Kisah ini diceritakan dalam buku ensiklopedia Ummul Mu’minin Aisyah radhiyallahu ‘anha yang ditulis secara komprehensif oleh Syekh Alawi bin Abdil Qadir Assegaf.
Sebagaimana yang kita ketahui, pasca wafatnya Nabi Muhammad saw, umat Islam terbelah menjadi dua golongan, khususnya ketika di akhir masa kepemimpinan Utsman bin Affan hingga terbunuhnya beliau dan digantikan oleh Ali.
Ali bin Abi Thalib yang sebelumnya berperan sebagai penengah antara pemberontak dan Utsman, akhirnya dengan terpaksa dipilih sebagai khalifah oleh penduduk Madinah, meskipun awalnya menolak. Pengangkatan Ali menimbulkan ketidakpuasan pada diri sayyidah Aisyah, yang kala itu berada di Makkah.

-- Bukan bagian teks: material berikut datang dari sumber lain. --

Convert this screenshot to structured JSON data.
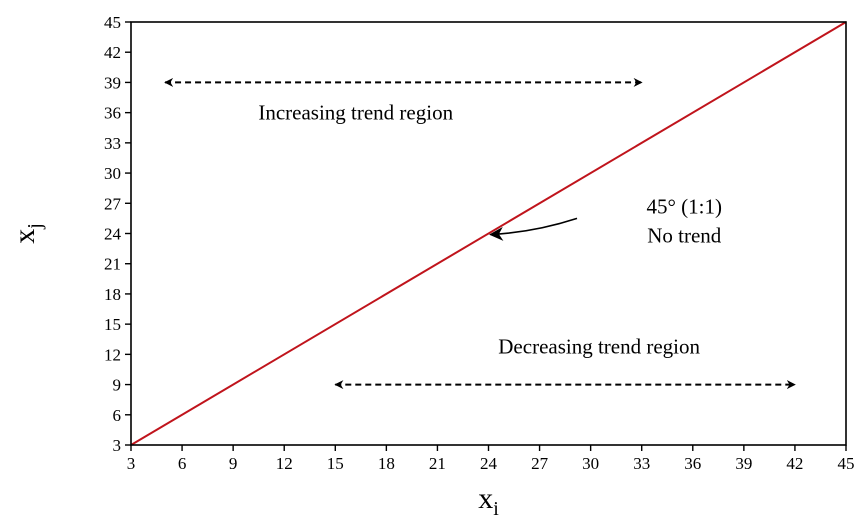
{
  "chart_data": {
    "type": "line",
    "title": "",
    "xlabel": "x",
    "xlabel_subscript": "i",
    "ylabel": "x",
    "ylabel_subscript": "j",
    "xlim": [
      3,
      45
    ],
    "ylim": [
      3,
      45
    ],
    "x_ticks": [
      3,
      6,
      9,
      12,
      15,
      18,
      21,
      24,
      27,
      30,
      33,
      36,
      39,
      42,
      45
    ],
    "y_ticks": [
      3,
      6,
      9,
      12,
      15,
      18,
      21,
      24,
      27,
      30,
      33,
      36,
      39,
      42,
      45
    ],
    "grid": false,
    "series": [
      {
        "color": "#c0141c",
        "x": [
          3,
          45
        ],
        "y": [
          3,
          45
        ]
      }
    ],
    "annotations": {
      "increasing": {
        "text": "Increasing trend region",
        "text_anchor": [
          16.2,
          36
        ],
        "arrow": {
          "x": [
            5,
            33
          ],
          "y": [
            39,
            39
          ],
          "style": "dashed-double"
        }
      },
      "decreasing": {
        "text": "Decreasing trend region",
        "text_anchor": [
          30.5,
          12.8
        ],
        "arrow": {
          "x": [
            15,
            42
          ],
          "y": [
            9,
            9
          ],
          "style": "dashed-double"
        }
      },
      "diagonal": {
        "lines": [
          "45° (1:1)",
          "No trend"
        ],
        "text_anchor": [
          35.5,
          25.3
        ],
        "arrow": {
          "from": [
            29.2,
            25.5
          ],
          "to": [
            24,
            24
          ]
        }
      }
    }
  }
}
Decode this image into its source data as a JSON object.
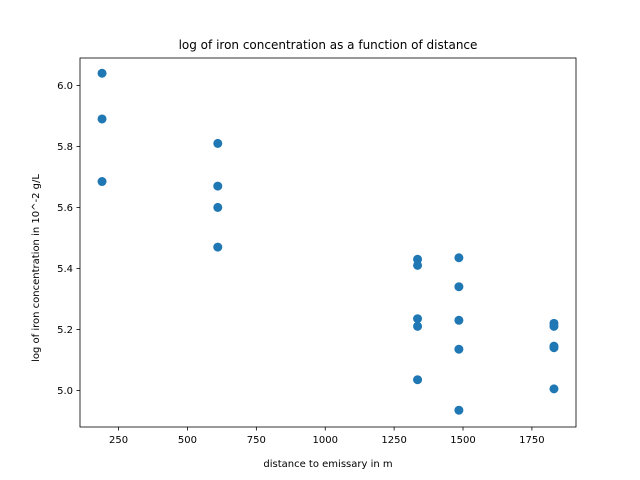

Menurut sayyidah Aisyah, seharusnya pembunuh khalifah Utsman ditemukan dan diadili dahulu, barulah Ali dipilih oleh masyarakat dalam kondisi damai dan tenang. Pendapat Aisyah ini berbeda dengan masyarakat Madinah yang menimbang kepemimpinan tidak boleh kosong dan harus tetap berjalan.
Sejak saat itu hubungan keduanya agak bersinggungan dalam perihal pandangan politik hingga sayyidah Aisyah menuntut agar kasus pembunuhan Utsman dituntaskan hingga kian hari keadaan antara pendukung sayyidina Ali dan sayyidah Aisyah kian memanas dan terjadilah peristiwa Perang Jamal atau Perang Unta.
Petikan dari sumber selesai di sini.